Infant Industry Argument Meaning
The infant industry argument in economics says that a nation must protect its new and developing domestic industries from established foreign competitors to help them grow and become competitive. Without this protection, these young industries might struggle to grow because they face tough competition from more established companies. It is a key idea in international trade and economic policy.
Governments can offer this protection in various ways, such as:
- Tariffs (taxes on imports)
- Quotas (limits on the amount of imports)
- Subsidies (financial help).
By using these methods, governments give these young industries the time and space they need to grow, lower their costs, and eventually compete on an equal level with global players.

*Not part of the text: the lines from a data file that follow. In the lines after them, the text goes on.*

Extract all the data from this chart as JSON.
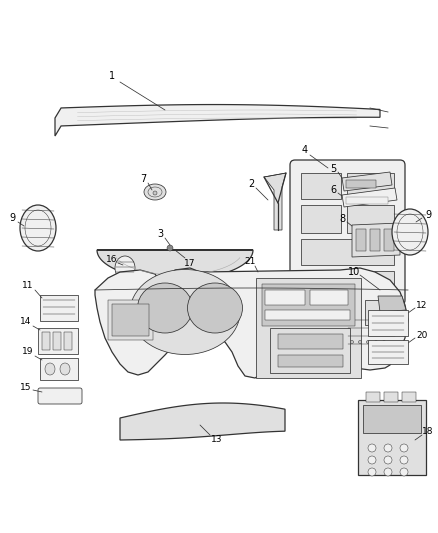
{
  "background_color": "#ffffff",
  "fig_width": 4.38,
  "fig_height": 5.33,
  "dpi": 100,
  "line_color": "#333333",
  "light_fill": "#f0f0f0",
  "mid_fill": "#e0e0e0",
  "dark_fill": "#c8c8c8",
  "font_size": 7.0,
  "lw_main": 0.9,
  "lw_thin": 0.55,
  "lw_detail": 0.35
}
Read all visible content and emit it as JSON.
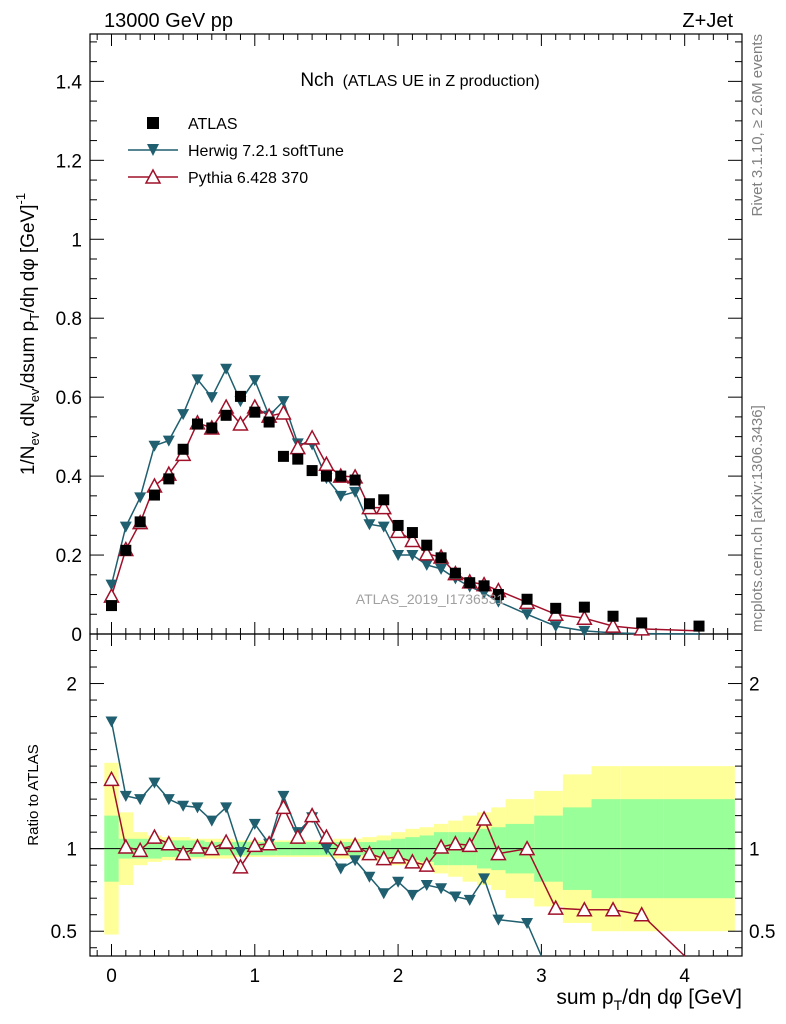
{
  "header": {
    "left": "13000 GeV pp",
    "right": "Z+Jet"
  },
  "side_labels": {
    "rivet": "Rivet 3.1.10, ≥ 2.6M events",
    "mcplots": "mcplots.cern.ch [arXiv:1306.3436]"
  },
  "watermark": "ATLAS_2019_I1736531",
  "colors": {
    "atlas": "#000000",
    "herwig": "#1f5f6f",
    "pythia": "#a0102a",
    "band_inner": "#99ff99",
    "band_outer": "#ffff99"
  },
  "chart_data": [
    {
      "type": "scatter",
      "title_main": "Nch",
      "title_sub": "(ATLAS UE in Z production)",
      "ylabel": "1/N_ev dN_ev/dsum p_T/dη dφ [GeV]^-1",
      "xlim": [
        -0.15,
        4.4
      ],
      "ylim": [
        0,
        1.52
      ],
      "yticks": [
        0,
        0.2,
        0.4,
        0.6,
        0.8,
        1,
        1.2,
        1.4
      ],
      "ytick_labels": [
        "0",
        "0.2",
        "0.4",
        "0.6",
        "0.8",
        "1",
        "1.2",
        "1.4"
      ],
      "legend_position": "top-left",
      "x": [
        0.0,
        0.1,
        0.2,
        0.3,
        0.4,
        0.5,
        0.6,
        0.7,
        0.8,
        0.9,
        1.0,
        1.1,
        1.2,
        1.3,
        1.4,
        1.5,
        1.6,
        1.7,
        1.8,
        1.9,
        2.0,
        2.1,
        2.2,
        2.3,
        2.4,
        2.5,
        2.6,
        2.7,
        2.9,
        3.1,
        3.3,
        3.5,
        3.7,
        4.1
      ],
      "series": [
        {
          "name": "ATLAS",
          "marker": "square",
          "values": [
            0.072,
            0.212,
            0.284,
            0.352,
            0.393,
            0.468,
            0.532,
            0.522,
            0.554,
            0.602,
            0.562,
            0.537,
            0.45,
            0.443,
            0.414,
            0.4,
            0.4,
            0.39,
            0.33,
            0.34,
            0.275,
            0.257,
            0.225,
            0.193,
            0.154,
            0.13,
            0.122,
            0.1,
            0.088,
            0.065,
            0.068,
            0.045,
            0.028,
            0.02
          ]
        },
        {
          "name": "Herwig 7.2.1 softTune",
          "marker": "triangle-down-filled",
          "values": [
            0.125,
            0.272,
            0.346,
            0.477,
            0.49,
            0.557,
            0.645,
            0.6,
            0.672,
            0.59,
            0.643,
            0.553,
            0.59,
            0.483,
            0.48,
            0.395,
            0.35,
            0.36,
            0.278,
            0.272,
            0.2,
            0.2,
            0.175,
            0.165,
            0.141,
            0.12,
            0.104,
            0.082,
            0.05,
            0.02,
            0.008,
            0.003,
            0.001,
            0.0
          ]
        },
        {
          "name": "Pythia 6.428 370",
          "marker": "triangle-up-open",
          "values": [
            0.096,
            0.214,
            0.282,
            0.375,
            0.405,
            0.455,
            0.535,
            0.522,
            0.575,
            0.532,
            0.575,
            0.552,
            0.56,
            0.472,
            0.497,
            0.43,
            0.4,
            0.398,
            0.32,
            0.32,
            0.26,
            0.237,
            0.203,
            0.195,
            0.153,
            0.132,
            0.125,
            0.11,
            0.08,
            0.05,
            0.04,
            0.02,
            0.013,
            0.008
          ]
        }
      ]
    },
    {
      "type": "line",
      "ylabel": "Ratio to ATLAS",
      "xlabel": "sum p_T/dη dφ [GeV]",
      "xlim": [
        -0.15,
        4.4
      ],
      "ylim": [
        0.35,
        2.3
      ],
      "yticks": [
        0.5,
        1,
        2
      ],
      "ytick_labels": [
        "0.5",
        "1",
        "2"
      ],
      "xticks": [
        0,
        1,
        2,
        3,
        4
      ],
      "xtick_labels": [
        "0",
        "1",
        "2",
        "3",
        "4"
      ],
      "reference_line": 1,
      "bands": {
        "edges": [
          -0.05,
          0.05,
          0.15,
          0.25,
          0.35,
          0.45,
          0.55,
          0.65,
          0.75,
          0.85,
          0.95,
          1.05,
          1.15,
          1.25,
          1.35,
          1.45,
          1.55,
          1.65,
          1.75,
          1.85,
          1.95,
          2.05,
          2.15,
          2.25,
          2.35,
          2.45,
          2.55,
          2.65,
          2.75,
          2.95,
          3.15,
          3.35,
          3.55,
          3.85,
          4.35
        ],
        "inner_half": [
          0.2,
          0.06,
          0.06,
          0.06,
          0.05,
          0.05,
          0.05,
          0.04,
          0.04,
          0.04,
          0.04,
          0.04,
          0.04,
          0.04,
          0.04,
          0.04,
          0.04,
          0.04,
          0.04,
          0.05,
          0.06,
          0.07,
          0.08,
          0.1,
          0.1,
          0.1,
          0.12,
          0.13,
          0.15,
          0.2,
          0.25,
          0.3,
          0.3,
          0.3
        ],
        "outer_half": [
          0.52,
          0.22,
          0.1,
          0.08,
          0.07,
          0.07,
          0.06,
          0.06,
          0.06,
          0.05,
          0.05,
          0.05,
          0.05,
          0.05,
          0.05,
          0.05,
          0.06,
          0.06,
          0.07,
          0.08,
          0.1,
          0.12,
          0.13,
          0.15,
          0.17,
          0.2,
          0.22,
          0.25,
          0.3,
          0.35,
          0.45,
          0.5,
          0.5,
          0.5
        ]
      },
      "series": [
        {
          "name": "Herwig 7.2.1 softTune",
          "x": [
            0.0,
            0.1,
            0.2,
            0.3,
            0.4,
            0.5,
            0.6,
            0.7,
            0.8,
            0.9,
            1.0,
            1.1,
            1.2,
            1.3,
            1.4,
            1.5,
            1.6,
            1.7,
            1.8,
            1.9,
            2.0,
            2.1,
            2.2,
            2.3,
            2.4,
            2.5,
            2.6,
            2.7,
            2.9,
            3.0
          ],
          "values": [
            1.77,
            1.32,
            1.3,
            1.4,
            1.3,
            1.26,
            1.25,
            1.17,
            1.25,
            0.98,
            1.15,
            1.03,
            1.32,
            1.1,
            1.19,
            1.0,
            0.88,
            0.93,
            0.83,
            0.73,
            0.8,
            0.72,
            0.78,
            0.76,
            0.71,
            0.69,
            0.82,
            0.57,
            0.55,
            0.33
          ]
        },
        {
          "name": "Pythia 6.428 370",
          "x": [
            0.0,
            0.1,
            0.2,
            0.3,
            0.4,
            0.5,
            0.6,
            0.7,
            0.8,
            0.9,
            1.0,
            1.1,
            1.2,
            1.3,
            1.4,
            1.5,
            1.6,
            1.7,
            1.8,
            1.9,
            2.0,
            2.1,
            2.2,
            2.3,
            2.4,
            2.5,
            2.6,
            2.7,
            2.9,
            3.1,
            3.3,
            3.5,
            3.7,
            4.0
          ],
          "values": [
            1.42,
            1.01,
            0.99,
            1.07,
            1.03,
            0.97,
            1.01,
            1.0,
            1.04,
            0.89,
            1.02,
            1.03,
            1.25,
            1.07,
            1.2,
            1.07,
            1.0,
            1.02,
            0.97,
            0.94,
            0.95,
            0.92,
            0.9,
            1.01,
            1.03,
            1.02,
            1.18,
            0.97,
            1.0,
            0.64,
            0.63,
            0.63,
            0.6,
            0.33
          ]
        }
      ]
    }
  ]
}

This argument helps us understand why some countries adopt policies that protect their local industries from foreign competition.
Why Do New Industries Need Protection?
New industries face several challenges than established industries, like:
- New industries cannot produce goods as cheaply as established industries.
- They lack the experience and expertise that older industries have.
- They need time to generate surplus which they can invest in better production technologies and infrastructure.
How Does the Infant Industry Argument Work?
When a country starts to industrialize, its new industries are at a disadvantage compared to established foreign competitors. They lack the economies of scale and experience that allow older firms to produce more cheaply.
The infant industry argument says the government needs to protect these new industries until they grow and become competitive.
This approach is often controversial because it can seem unfair to existing businesses and consumers, who have to pay higher prices for goods produced by protected industries. However, proponents argue it is necessary to give domestic industry a chance to develop.
Many infant industries eventually become competitive, and as they gain experience, they become more efficient and can lower their costs. However, some industries may need protection indefinitely to survive.
Infant Industry Argument Example
Consider two countries: Country A with a new medtech industry and Country B with an established one. If free trade takes place between two countries, Country B’s industry could dominate, making it hard for Country A’s industry to survive.
To prevent this, Country A imposes tariffs on imported MRI machines, giving its domestic sector a chance to grow and develop competitive advantages.
Let’s understand this in a stepwise manner:
#1. Initial Cost of MRI Machines in Both Countries
#2. Government Intervenes to Protect Domestic Industry
The government of Country A decides to protect its new medtech industry and impose a tariff on imported MRI machines from Country B.
#3. Price of MRI Machines After Tariff
- After imposing the tariff, the price of Country B‘s MRI machines in Country A is $450,000.
- Country A‘s MRI machines, which are still at $500,000, become more competitive.
#4. Impact on Consumer Behavior
- Consumers in Country A now face higher prices for MRI machines.
- They must choose between the imported MRI machines at $450,000 or domestic ones at $500,000.
#5. Country A’s Industry Development Over the Years
- Over time, Country A’s medtech industry grows and achieves economies of scale.
- As a result, its production costs decrease.
#6. Country A’s Medtech Industry Becomes Competitive at the Global Level
- By year 5, Country A’s medtech industry produces MRI machines at the same cost as Country B.
- Thus, Country A’s industry is now competitive.
Criticism of the Infant Industry Argument
Critics of the Infant Industry Argument argue that many successful businesses have grown without government protection, so they don’t see it as a strong reason for government intervention.
Critics also argue that industries should succeed or fail based on free market forces, not government actions. They mention cases where industries have done well without protection, showing that market forces can drive growth and competition. They warn that special interest groups can use protectionist policies to benefit certain industries unfairly. It can lead to inefficiencies and favoritism, known as crony capitalism.
Pros and Cons
Pros | Cons |
It protects new industries during their early stages when they are most vulnerable. | Identifying which industries are in their infancy and which are not can be challenging. |
It encourages firms to improve their products and be innovative. | Infant industries can become competitive only if the governments protect them for a short time. |
It can create jobs and other economic opportunities in developing countries. | It does not consider the negative impacts on other industries or consumers. |
Final Thoughts
Governments should balance protecting new industries and ensuring fair competition. They should set clear deadlines and slowly reduce tariffs and subsidies to prevent long-term dependency. Governments must also consider how these protections affect consumers and find ways to lower any extra costs they might face.
Frequently Asked Questions (FAQs)
Q1. Who came up with the infant industry argument?
Answer: Alexander Hamilton first introduced the infant industry argument in the late 18th century.
Q2. How does the infant industry argument justify protectionism?
Answer: The infant industry argument justifies protectionism by arguing that new businesses must have time to grow and develop before competing with established businesses from other countries.
Q3. Is the infant industry argument good?
Answer: Opinions vary; it can help new industries grow but also has potential downsides like inefficiency. Some economists support the infant industry argument because they believe new businesses must have time to grow and develop before competing with established businesses from other countries. There are criticisms that say it can lead to crony capitalism, inefficiency, and stagnation.